Provokasi
Ia tersenyum
kecut melihat bangunan yang menjualang tinggi di tengah sawah yang menghampar
dengan padi menguning dan sebentar lagi siap untuk dipanen. Kedua matanya merah
menyala menahan amarah yang menggelora. Sekejap dilihatnya bangunan itu bercat
warna biru yang mengkilap dengan sinar matahari yang berhamburan. Di tengah-tengah
bangunan dengan ukuran panjang 8 meter kali 7 meter, pipa air lima dim menancap
persis di bagian bawah bangunan persegi yang menjulur tinggi itu. Bangunan penampung
air bersih dari program bantuan
pemerintah dengan biaya kurang lebih 1 Milyar. Hati Kurmin masih memaki-maki
melihat bangunan itu. Bangunan yang tak bersalah namun ingin dijadikan biang
kemarahan. Karena setiap bulan ia harus terus mengeluarkan uang untuk membayar
iuran air bersih sedangkan cadangan air untuk musim kemarau sangatlah susah.

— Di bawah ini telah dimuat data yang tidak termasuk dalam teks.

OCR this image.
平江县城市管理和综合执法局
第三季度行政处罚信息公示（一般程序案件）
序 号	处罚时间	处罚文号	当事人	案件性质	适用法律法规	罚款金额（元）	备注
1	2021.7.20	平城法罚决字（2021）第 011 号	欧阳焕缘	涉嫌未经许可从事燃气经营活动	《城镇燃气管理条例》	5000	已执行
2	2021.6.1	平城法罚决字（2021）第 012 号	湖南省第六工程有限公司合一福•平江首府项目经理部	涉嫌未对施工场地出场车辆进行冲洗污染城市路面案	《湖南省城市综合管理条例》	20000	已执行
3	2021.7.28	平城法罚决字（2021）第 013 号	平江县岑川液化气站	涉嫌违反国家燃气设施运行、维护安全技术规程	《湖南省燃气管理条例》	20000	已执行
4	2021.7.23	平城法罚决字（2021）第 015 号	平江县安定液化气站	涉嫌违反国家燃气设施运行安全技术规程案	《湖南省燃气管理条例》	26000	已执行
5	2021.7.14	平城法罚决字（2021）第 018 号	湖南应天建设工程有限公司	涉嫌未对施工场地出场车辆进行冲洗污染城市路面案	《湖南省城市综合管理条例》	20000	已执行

Mengandalkan air sungai sudah tak mungkin karena airnya juga ikut mengering.
Sumur-sumur warga juga banyak yang telah habis. Ia menjadi gusar, dalam
pikirannya bahwa air ini diambil dari bumi yang telah ia pijak kenapa harus
susah-susah membayarnya setiap bulan. Dan uang yang telah dikeluarkan untuk
membayar kebutuhan air bersih juga tidak sedikit. Ia semakin marah. Apalagi
kini ia nunggak lima bulan belum bayar.
“Bangsat! Air disedot
dari lahan kami tapi kenapa kami masih harus membayarnya setiap bulan?” Hati
Kurmin masih mendesah marah. Ini kan air milik kami, milik warga semuanya. Aku
harus berbuat sesuatu agar air yang kami ambil bisa gratis. Katanya negeri ini
makmur tapi urusan air saja harus bayar.
“Ini hanya
akal-akalan dari badan-badan wakil desa yang tak becus bekerja, kemana lagi
uang-uang itu kalau bukan masuk ke saku-saku mereka, uh…mereka hanya pandai
bersandiwara di depan kami, mengelabuhi kami dengan dalih program-program
pemerintah, jebulnya mereka
pembohong. Uang-uang pembayaran air dari kami hanya untuk di korup.” Pikiran
Kurmin semakin jelalatan termainkan ambisi kemarahan.
“Aku harus
mengajak mereka yang juga ikut dirugikan, Kang Karjo, Kang Sumintro, Kang
Ramuno, dan Kang Hindarno. Mereka harus aku ajak bicara. Masalah ini tak boleh
dibiarkan karena masalah ini adalah masalah hajat orang banyak. Tak kan ada
kehidupan jika tak ada air. Air adalah kebutuhan pokok. Seharusnya air yang
diambil dari tanah-tanah kami bisa dimanfaatkan oleh kami tanpa harus membayar
setiap bulan hingga ratusan ribu rupiah. Hidup macam apa ini, heh!” Batin
Kurmin.
Beberapa hari
ini ia sibuk mondar-mandir ke rumah orang-orang yang bisa diajak untuk bergerak
untuk mengompori masalah air yang telah dikelola oleh desa itu. Tak jarang ia
juga sibuk nyerocos di warung-warung kopi yang ada di sekitar lingkungannya.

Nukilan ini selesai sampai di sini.